373 F. Supp. 603 | D.D.C. | 1974
MEMORANDUM OPINION
This case came on for hearing on the Defendants’ Motion for Summary Judgment. The Plaintiff opposed the Motion alleging a dispute of material fact, but asked in the alternative for Summary Judgment himself. Upon consideration of the pleadings, papers and depositions filed herein, and the arguments of counsel, the Court finds there is no dispute as to material fact and grants the Defendants’ Motion for Summary Judgment for the reasons outlined below.
This is a suit for declaratory judgment. The Plaintiff has been denied a pension on the grounds that he did not meet the requirement of 20 years classified service in the coal industry before retiring. For nearly the total of the Plaintiff’s career in the coal industry, he was a section foreman. Although he did production work similar to the work performed by the miners he supervised, the Defendants found the supervisory job responsibility removed the Plaintiff from the class of people for whom the Fund was established. The Fund agreement specifically states:
“All other employees working in or about the mines shall be included in this Agreement except essential supervisors in fact such as: Mine foremen, Assistant Mine Foremen who, in the usual performance of their duties, may make examinations for gas as prescribed by law, and such other supervisors as are in charge of any class of labor inside or outside of the mines and who perform no production work.”
The Plaintiff’s position is that under the language of this provision, only those supervisors who perform no production work are exempt from Fund
Thus the questions are whether a worker is exempted simply due to his job classification irrespective of his production work and whether this interpretation is arbitrary and capricious.

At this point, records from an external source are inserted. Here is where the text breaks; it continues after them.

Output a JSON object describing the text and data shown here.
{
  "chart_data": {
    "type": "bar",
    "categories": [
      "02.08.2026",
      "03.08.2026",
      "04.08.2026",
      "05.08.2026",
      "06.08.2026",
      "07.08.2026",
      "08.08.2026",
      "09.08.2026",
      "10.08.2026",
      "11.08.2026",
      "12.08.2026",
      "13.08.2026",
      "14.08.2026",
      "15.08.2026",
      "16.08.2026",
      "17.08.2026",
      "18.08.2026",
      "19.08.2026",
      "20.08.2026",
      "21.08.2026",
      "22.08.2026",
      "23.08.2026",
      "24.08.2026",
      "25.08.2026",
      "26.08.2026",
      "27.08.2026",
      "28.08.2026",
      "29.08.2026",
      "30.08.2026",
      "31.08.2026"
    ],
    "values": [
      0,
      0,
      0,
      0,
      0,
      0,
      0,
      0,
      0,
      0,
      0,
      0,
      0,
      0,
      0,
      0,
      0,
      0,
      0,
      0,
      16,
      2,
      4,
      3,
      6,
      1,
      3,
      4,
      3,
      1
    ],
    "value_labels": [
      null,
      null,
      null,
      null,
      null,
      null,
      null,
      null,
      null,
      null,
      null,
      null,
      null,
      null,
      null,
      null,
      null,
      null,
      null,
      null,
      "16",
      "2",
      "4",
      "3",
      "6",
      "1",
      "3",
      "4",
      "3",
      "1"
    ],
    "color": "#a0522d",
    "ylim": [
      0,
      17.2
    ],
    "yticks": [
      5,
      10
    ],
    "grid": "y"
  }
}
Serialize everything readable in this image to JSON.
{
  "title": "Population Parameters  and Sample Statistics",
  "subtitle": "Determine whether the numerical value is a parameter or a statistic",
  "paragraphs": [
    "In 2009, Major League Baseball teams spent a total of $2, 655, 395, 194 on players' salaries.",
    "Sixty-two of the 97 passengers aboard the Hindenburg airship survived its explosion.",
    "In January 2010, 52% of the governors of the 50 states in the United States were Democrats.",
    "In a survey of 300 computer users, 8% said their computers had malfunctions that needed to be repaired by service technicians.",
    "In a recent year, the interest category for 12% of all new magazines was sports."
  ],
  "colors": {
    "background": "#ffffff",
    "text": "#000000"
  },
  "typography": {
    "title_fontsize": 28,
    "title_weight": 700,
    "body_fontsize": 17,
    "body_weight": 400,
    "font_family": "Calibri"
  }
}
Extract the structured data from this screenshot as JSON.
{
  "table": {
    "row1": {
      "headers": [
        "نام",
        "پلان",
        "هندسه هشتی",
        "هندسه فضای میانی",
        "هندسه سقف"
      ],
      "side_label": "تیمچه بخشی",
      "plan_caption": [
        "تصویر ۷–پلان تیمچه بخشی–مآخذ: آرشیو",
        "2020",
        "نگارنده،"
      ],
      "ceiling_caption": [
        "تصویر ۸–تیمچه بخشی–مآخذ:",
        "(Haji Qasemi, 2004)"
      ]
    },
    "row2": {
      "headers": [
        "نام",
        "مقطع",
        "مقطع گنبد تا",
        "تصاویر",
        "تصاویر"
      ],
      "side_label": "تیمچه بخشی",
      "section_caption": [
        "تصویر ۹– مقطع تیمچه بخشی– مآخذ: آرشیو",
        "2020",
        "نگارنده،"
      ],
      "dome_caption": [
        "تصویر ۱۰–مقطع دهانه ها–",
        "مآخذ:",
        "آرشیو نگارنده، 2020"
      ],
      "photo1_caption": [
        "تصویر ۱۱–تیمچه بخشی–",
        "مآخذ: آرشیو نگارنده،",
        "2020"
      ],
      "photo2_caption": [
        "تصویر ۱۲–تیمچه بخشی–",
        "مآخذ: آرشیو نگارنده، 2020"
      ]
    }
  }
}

The language of the agreement on its face appears to include the plaintiff within the class of workers covered by the agreement. However, the Court is strongly persuaded that throughout the history of the Fund, the Trustees have interpreted this language to exclude all persons classified as supervisors regardless of the amount of production work they may also perform. This long-standing interpretation and practice by the Trustees is to be given substantial if not controlling consideration in any analysis of the intent of the agreement as expressed by the words of the written documents. Eq. Green v. Obergfell, 73 App.D.C. 298, 121 F.2d 46, 138 A.L.R. 258, cert. denied 314 U.S. 637, 62 S.Ct. 72, 86 L.Ed. 511 (1941); cf. Trafficante v. Metropolitan Life Insurance Co., 409 U.S. 205, 93 S.Ct. 364, 34 L.Ed.2d 415 (1972).

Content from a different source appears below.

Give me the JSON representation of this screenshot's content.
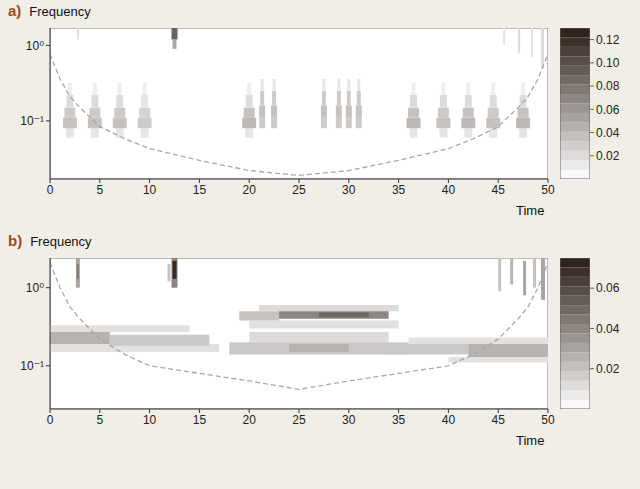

Furthermore, the Court finds the application of this interpretation in the Plaintiff’s case was neither arbitrary nor capricious. The Defendants’ denial of the pension was consistent with their past practices. Although the Plaintiff feels entitled to a pension since every ton of coal he assisted to produce added forty cents to the Fund, he was aware of the distinctions attendant his classification as a section foreman and never made any attempt to contest that classification. He definitely was considered part of management and not part of the collective bargaining unit as were the in-fact production workers. The Defendants’ determination has a rational basis — to maintain the res to provide pension benefits for those workers who simply produce coal and do not obtain the benefits which flow from a managerial position.
For these reasons the Court will enter an Order of even date granting the Defendants’ Motion for Summary Judgment and denying the Plaintiff’s Motion for the same.